Зачастую такой подход срабатывает даже без дополнительной психиатрической терапии.
— В нашей практике был случай, когда ребенок из-за невозможности изменить мамино поведение и возникшего из-за этого отчаяния решил, что ему необходимо либо расстаться с жизнью, либо уйти в детский дом, чтобы не сталкиваться с болезненными отношениями с мамой и болезненным отношением к себе, — вспоминает Лилия Куземко. — Мы рассмотрели альтернативные пути. И совместно с комиссией по защите прав несовершеннолетних приняли решение о передаче подростка под опеку родственникам и переезде в другой город. То есть цель, которая ребенком была поставлена, мы реализовали другим способом, наиболее безопасным и комфортным. Сейчас ему уже 18 лет, он успешно учится в колледже в другом городе. Мы до сих пор с ним на связи, поддерживаем его, находимся в контакте. И после того как мы с ним начали эту проблему разрешать, у него попыток суицида не было.
Вместо послесловия
Профессионалы считают, что, помимо нежелания родителей выносить сор из избы, для качественной реабилитации подростков-суицидентов в ВКО существует еще немало препон.

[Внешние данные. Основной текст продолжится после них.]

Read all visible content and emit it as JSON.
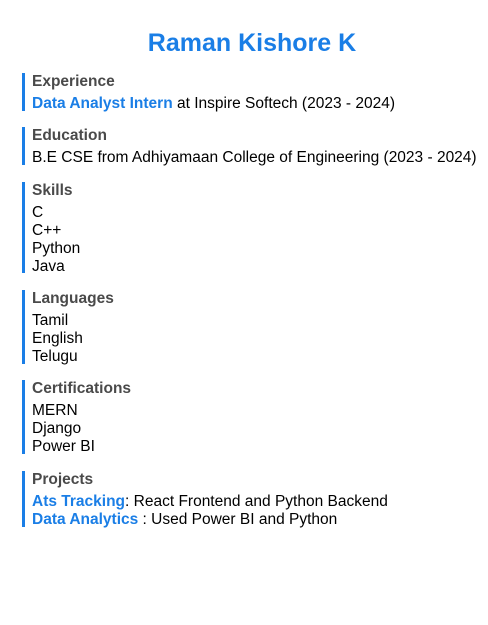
{
  "name": "Raman Kishore K",
  "accent_color": "#1a7ee6",
  "experience": {
    "title": "Experience",
    "role": "Data Analyst Intern",
    "detail": " at Inspire Softech (2023 - 2024)"
  },
  "education": {
    "title": "Education",
    "detail": "B.E CSE from Adhiyamaan College of Engineering (2023 - 2024)"
  },
  "skills": {
    "title": "Skills",
    "items": [
      "C",
      "C++",
      "Python",
      "Java"
    ]
  },
  "languages": {
    "title": "Languages",
    "items": [
      "Tamil",
      "English",
      "Telugu"
    ]
  },
  "certifications": {
    "title": "Certifications",
    "items": [
      "MERN",
      "Django",
      "Power BI"
    ]
  },
  "projects": {
    "title": "Projects",
    "items": [
      {
        "name": "Ats Tracking",
        "detail": ": React Frontend and Python Backend"
      },
      {
        "name": "Data Analytics",
        "detail": " : Used Power BI and Python"
      }
    ]
  }
}
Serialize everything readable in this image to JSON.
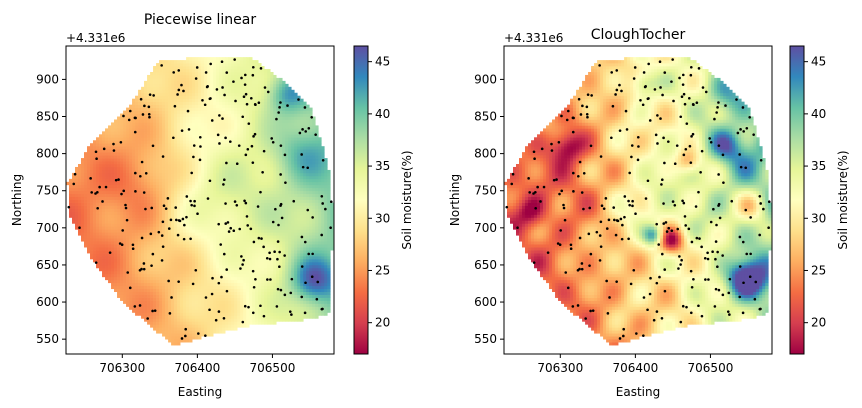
{
  "chart_data": [
    {
      "type": "heatmap",
      "title": "Piecewise linear",
      "xlabel": "Easting",
      "ylabel": "Northing",
      "offset_label": "+4.331e6",
      "xlim": [
        706225,
        706582
      ],
      "ylim": [
        530,
        945
      ],
      "xticks": [
        706300,
        706400,
        706500
      ],
      "yticks": [
        550,
        600,
        650,
        700,
        750,
        800,
        850,
        900
      ],
      "colorbar": {
        "label": "Soil moisture(%)",
        "range": [
          17,
          46.5
        ],
        "ticks": [
          20,
          25,
          30,
          35,
          40,
          45
        ],
        "colormap": "Spectral"
      },
      "field_summary": "Low moisture (red/orange, ~20-25%) dominates west and south-west; moderate yellow-green (~30-35%) in the centre; higher values (blue, ~40-45%) along the east edge near easting 706520-706580, northing 600-880."
    },
    {
      "type": "heatmap",
      "title": "CloughTocher",
      "xlabel": "Easting",
      "ylabel": "Northing",
      "offset_label": "+4.331e6",
      "xlim": [
        706225,
        706582
      ],
      "ylim": [
        530,
        945
      ],
      "xticks": [
        706300,
        706400,
        706500
      ],
      "yticks": [
        550,
        600,
        650,
        700,
        750,
        800,
        850,
        900
      ],
      "colorbar": {
        "label": "Soil moisture(%)",
        "range": [
          17,
          46.5
        ],
        "ticks": [
          20,
          25,
          30,
          35,
          40,
          45
        ],
        "colormap": "Spectral"
      },
      "field_summary": "Same sample points interpolated with smoother, more contrasted cubic patches: dark red lows (~17-20%) at around (706450, 680) and (706310, 810); blue highs (~42-46%) near the east edge around (706540, 630) and (706520, 810)."
    }
  ],
  "colors": {
    "spectral": [
      "#9e0142",
      "#d53e4f",
      "#f46d43",
      "#fdae61",
      "#fee08b",
      "#ffffbf",
      "#e6f598",
      "#abdda4",
      "#66c2a5",
      "#3288bd",
      "#5e4fa2"
    ],
    "sample_point": "#000000"
  }
}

— Прежде всего, мешает главное — недостаточно качественная подготовка специалистов, — уверена Лилия Куземко. — Или их отсутствие вообще. Нет требований к выпускнику вуза в части усвоения профессиональных навыков. Есть требования по поводу теоретических знаний — дипломные работы они пишут и так далее. Но вот в части прохождения собственного исцеления, интервизии (представления психологической работы в среде коллег, равных по опыту и статусу), супервизии (работы психолога с более опытным коллегой), владения технологиями психологического консультирования и сертификации — это у нас сейчас не проводится. И люди, овладевшие какими-то теоретическими знаниями, сразу приступают к практике. Практика, которую они проходят, — это в основном та, что формирует специализацию. Но этого недостаточно без отработки собственных внутренних проблем для того, чтобы специалист смог погрузиться в свою будущую работу, смог исцелиться, чтобы потом исцелять других.
Также специалисты отмечают разбросанность функций психолога, особенно в системе образования. У школьного психолога внимание нацелено в основном на диагностику, а не на оказание непосредственной помощи. Кроме того, ощущается недостаток кадров и в медицинской отрасли. К примеру, в регионе не хватает профессиональных суицидологов, а чаще всего их нет совсем. Все это создает препятствия для эффективного оказания помощи несовершеннолетним.
В идеале, по мнению психологов, региону необходим специальный центр психологической реабилитации детей и подростков, под крышей которого собрались бы все нужные специалисты: психологи, психиатры, гештальт-терапевты, суицидологи, специалисты по релаксации и так далее.
— У нас есть Центр психического здоровья, но эта структура объединенная — наркодиспансер и психиатрическая служба. Она больше осуществляет медикаментозное лечение, — отмечает Лилия Петровна. — Не хватает широких специалистов, которые могли бы психотерапевтическую помощь оказывать, психологическую. А детских психиатров и психологов — и подавно, особенно в детских медицинских учреждениях, в СВА. Поэтому, если бы была служба, которая бы решала актуальную задачу сохранения психического здоровья детей и оказывала комплексную помощь, это было бы очень хорошо.